The second site was the new and old settlement community of Alta Cayma.  Our partner, Father Alex Busuttil, who was trained in the streets of Calcutta by the late Mother Theresa, works in the settlements as the leader of the Alto Cayma Mission (a satellite of Blessed Theresa of Calcutta Parish.)  Father Alex, originally from the island of Malta, has been in Peru since 1994. Though the Mission provides many needed services, only about 10 percent of the people’s needs are being met because Alto Cayma programs are dependent on the financial support and resources of other organizations and individuals.

Father Alex provided the Nourish to Flourish Edgewood team with a list of priorities determined by community members, including vegetable gardens, water purification and reforestation projects, and the development of self-sustaining microenterprises.

He wants to replicate and scale services that work, and Father Alex is very interested in projects related to wind, solar (solar ovens and solar power in general), small-scale agriculture and access to purified water. The team focused on the need for water purification and distribution. The Andes have lost 80 percent of their glacial ice in the last 20 years. The region currently has no shortage of mountain water but there is little technology and infrastructure for storage and delivery.

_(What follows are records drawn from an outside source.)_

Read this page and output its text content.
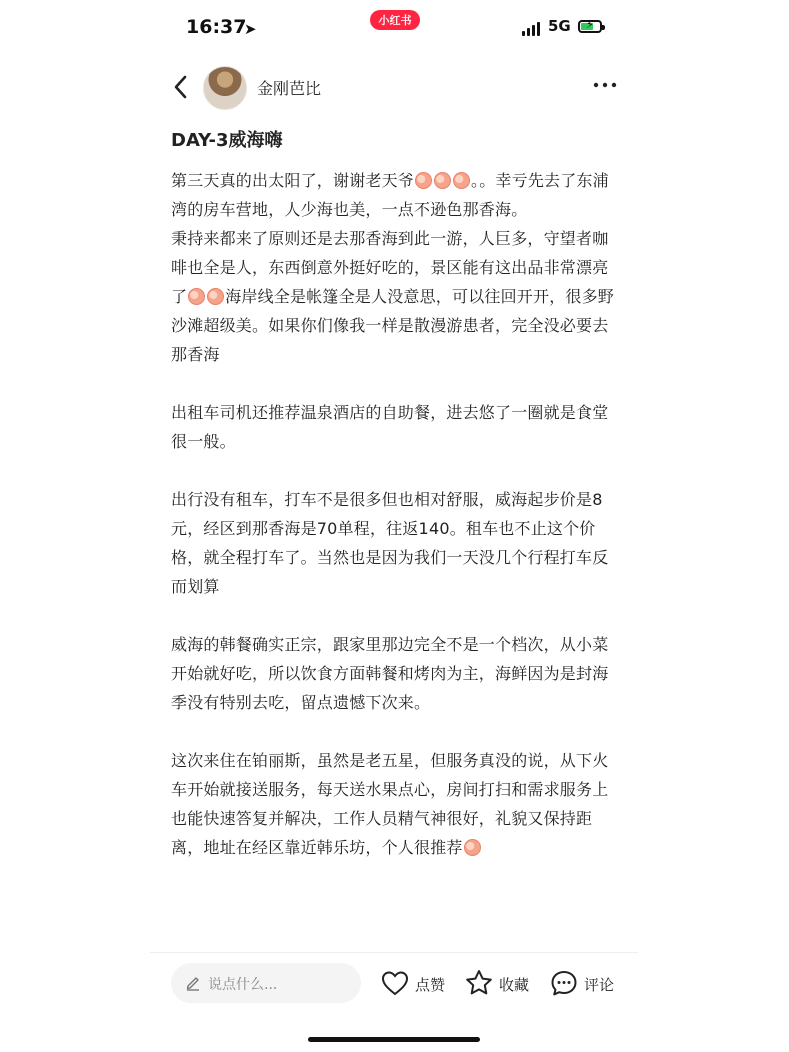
16:37
➤	小红书	5G ⚡
金刚芭比
DAY-3威海嗨

第三天真的出太阳了，谢谢老天爷	。。幸亏先去了东浦湾的房车营地，人少海也美，一点不逊色那香海。

秉持来都来了原则还是去那香海到此一游，人巨多，守望者咖啡也全是人，东西倒意外挺好吃的，景区能有这出品非常漂亮了 海岸线全是帐篷全是人没意思，可以往回开开，很多野沙滩超级美。如果你们像我一样是散漫游患者，完全没必要去那香海

出租车司机还推荐温泉酒店的自助餐，进去悠了一圈就是食堂很一般。

出行没有租车，打车不是很多但也相对舒服，威海起步价是8元，经区到那香海是70单程，往返140。租车也不止这个价格，就全程打车了。当然也是因为我们一天没几个行程打车反而划算

威海的韩餐确实正宗，跟家里那边完全不是一个档次，从小菜开始就好吃，所以饮食方面韩餐和烤肉为主，海鲜因为是封海季没有特别去吃，留点遗憾下次来。

这次来住在铂丽斯，虽然是老五星，但服务真没的说，从下火车开始就接送服务，每天送水果点心，房间打扫和需求服务上也能快速答复并解决，工作人员精气神很好，礼貌又保持距离，地址在经区靠近韩乐坊，个人很推荐

说点什么...	点赞	收藏	评论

Poor people spend a big percentage of their income on water.  Clean water is important – for drinking and to wash hands. Most of the Alto Cayma settlements have holding tanks and trucks deliver clean water, but the water is tainted by the time people use it at home. Though most areas have water spigots (piletas públicas) on set days for a few hours controlled by directors (dirigentes) for roughly 20 cents for a bucket of water, price and accessibility vary in the settlement communities. Some allow people as much water as they want; others limit access to water. Only a few people currently have any water filtration, most commonly a concoction of two plastic buckets (valdes) and tubes, which cost 60 soles (approx. US$23) or more.  There are also sewers (desagues) with wells (pozos) being built in some areas of the new settlement. An archipelago of dependable sewer systems would help eliminate stomach illnesses.  A potential micro-enterprise could be supporting the purchase and distribution of filtered water, exploring the possibilities of using bio-sand filters and other cost-effective methods for providing safe drinking water.

The 2012 Nourish to Flourish Edgewood summer pilot projects were successful. Team members acquired first-hand knowledge of the area, implemented small-scale reforestation and nutritious gardening projects with identified partners, and continued to build and solidify partnership relationships with key Peruvian groups already working in the area. Water filtration, gardening, and solar energy (oven) projects all have strong potential. Effective strategic planning focused work on two key sites in Alto Cayma, matching Peruvian needs with the Nourish to Flourish mission.